After an over two-decade hiatus from sculpture-making, late west coast Light and Space artist Peter Alexander came back strong, creating cast forms that appear to glow. Pace Gallery’s current show of these works from ’11 to ’20 features this eighteen-foot-long installation of urethane strips. Varying in width and color, the parallel pieces create an irregular rhythm that excites the senses. (On view through March 19th).
Peter Alexander, Heard it Through the Grapevine, urethane, 77 x 18’ 1” overall installed, 2019.
Titled ‘Phantom Tail,’ Elizabeth Glaessner’s show of new painting at PPOW Gallery in Tribeca dissolves distinct separation between human and animal bodies in order to probe possible forgotten connections to nature. Searching for what the gallery identifies as “collective primordial knowledge,” Glaessner imagines creatures with long horse-like or spider-like legs and here, sphinxes with tails curling to meet their flying hair. Created using poured pigment and solvent, the washy figures elude definition, as if perceived in a fever-dream. (On view through March 19th).
Elizabeth Glaessner, Two Sphinxes, oil on canvas, 70 x 85 inches, 2022.
Eddie Rodolfo Aparicio’s ‘Holbein En Crenshaw,’ a rubber cast of a tree on a LA street dominates ‘The New Bend,’ a standout show of textile-related work curated by Legacy Russell at Chelsea’s Hauser & Wirth Gallery. Layered imagery including a highway exit sign, distorted wheel-like shapes, and advertisements crowd together on one side of this hanging piece, recreating the bombardment of information pedestrians and motorists experience on city streets. On the other side, the rough texture of the cast tree with its burls and imperfections suggests the difficulties of urban life, even for plants. Aparicio explains that his intention is to connect beleaguered, non-native trees to the reception of migrant workers in California while also recognizing the rootedness of both in LA life. (On view through April 2nd.)
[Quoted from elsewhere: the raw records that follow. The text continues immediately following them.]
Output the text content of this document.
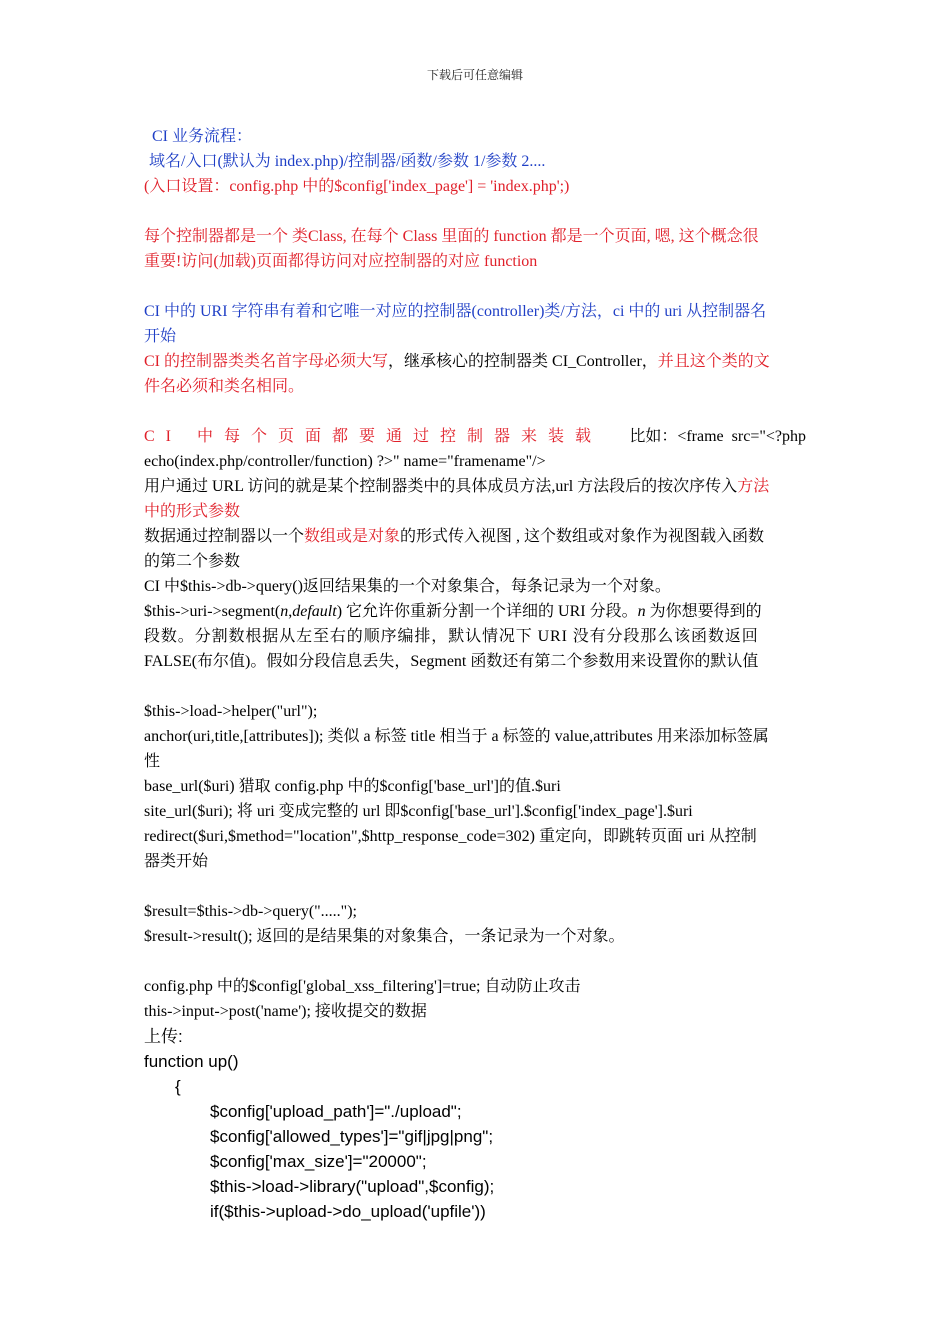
下载后可任意编辑
CI 业务流程：
域名/入口(默认为 index.php)/控制器/函数/参数 1/参数 2....
(入口设置：config.php 中的$config['index_page'] = 'index.php';)
每个控制器都是一个 类Class, 在每个 Class 里面的 function 都是一个页面, 嗯, 这个概念很
重要!访问(加载)页面都得访问对应控制器的对应 function
CI 中的 URI 字符串有着和它唯一对应的控制器(controller)类/方法，ci 中的 uri 从控制器名
开始
CI 的控制器类类名首字母必须大写，继承核心的控制器类 CI_Controller，并且这个类的文
件名必须和类名相同。
CI 中每个页面都要通过控制器来装载 比如：<frame src="<?php
echo(index.php/controller/function) ?>" name="framename"/>
用户通过 URL 访问的就是某个控制器类中的具体成员方法,url 方法段后的按次序传入方法
中的形式参数
数据通过控制器以一个数组或是对象的形式传入视图 , 这个数组或对象作为视图载入函数
的第二个参数
CI 中$this->db->query()返回结果集的一个对象集合，每条记录为一个对象。
$this->uri->segment(n,default) 它允许你重新分割一个详细的 URI 分段。n 为你想要得到的
段数。分割数根据从左至右的顺序编排，默认情况下 URI 没有分段那么该函数返回
FALSE(布尔值)。假如分段信息丢失，Segment 函数还有第二个参数用来设置你的默认值
$this->load->helper("url");
anchor(uri,title,[attributes]); 类似 a 标签 title 相当于 a 标签的 value,attributes 用来添加标签属
性
base_url($uri) 猎取 config.php 中的$config['base_url']的值.$uri
site_url($uri); 将 uri 变成完整的 url 即$config['base_url'].$config['index_page'].$uri
redirect($uri,$method="location",$http_response_code=302) 重定向，即跳转页面 uri 从控制
器类开始
$result=$this->db->query(".....");
$result->result(); 返回的是结果集的对象集合，一条记录为一个对象。
config.php 中的$config['global_xss_filtering']=true; 自动防止攻击
this->input->post('name'); 接收提交的数据
上传:
function up()
{
$config['upload_path']="./upload";
$config['allowed_types']="gif|jpg|png";
$config['max_size']="20000";
$this->load->library("upload",$config);
if($this->upload->do_upload('upfile'))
Eddie Rodolfo Aparicio, Holbein En Crenshaw (Washington Blvd and Crenshaw Blvd., LA, CA), rubber, sulfur, tree and plant residue, wood glue, latex paint, acrylic paint, strings and found cloth quilt, 138 x 150 x 5 inches, 2018.
At first glance, photos from Sally Gall’s Aerial series at Chelsea’s Winston Wachter Gallery create happy confusion; abstract shapes and vibrant colors lure us into trying to understand what’s being represented. After a longer look, what appeared to be sea life or flowers resolves into items seen from below on a clothes-line. Even after the ‘ah-ha’ moment of identification, Gall’s images continue to entice as colorful and complex abstractions. (On view in Chelsea through March 5th).
Sally Gall, Composition #1, archival pigment print, various image and edition sizes available, 2015.
This web is a tiny part of Tomas Saraceno’s current show at The Shed in Hudson Yards, but like the rest of the exhibition, it elicits wonder at the natural world, prompting greater respect for the web of interspecies relationships around us. Housed behind glass and spot lit from below, webs created by various species of spiders in Saraceno’s Berlin studio demonstrate the arthropods’ ability to communicate and understand the world around them through motion perceived via webs. Elsewhere in the show, visitors are invited to physically enter a version of a web in the immersive installation ‘Free the Air: How to hear the universe in a spider/web’ by settling on a web of wire mesh netting to listen to a soundtrack that translates spider movements into sound. (On view at The Shed through April 17th).
Tomas Saraceno, installation view (detail) of ‘Webs of At-tent(s)ion,’ spider frames, spider silk, carbon fibers, lights, 2020.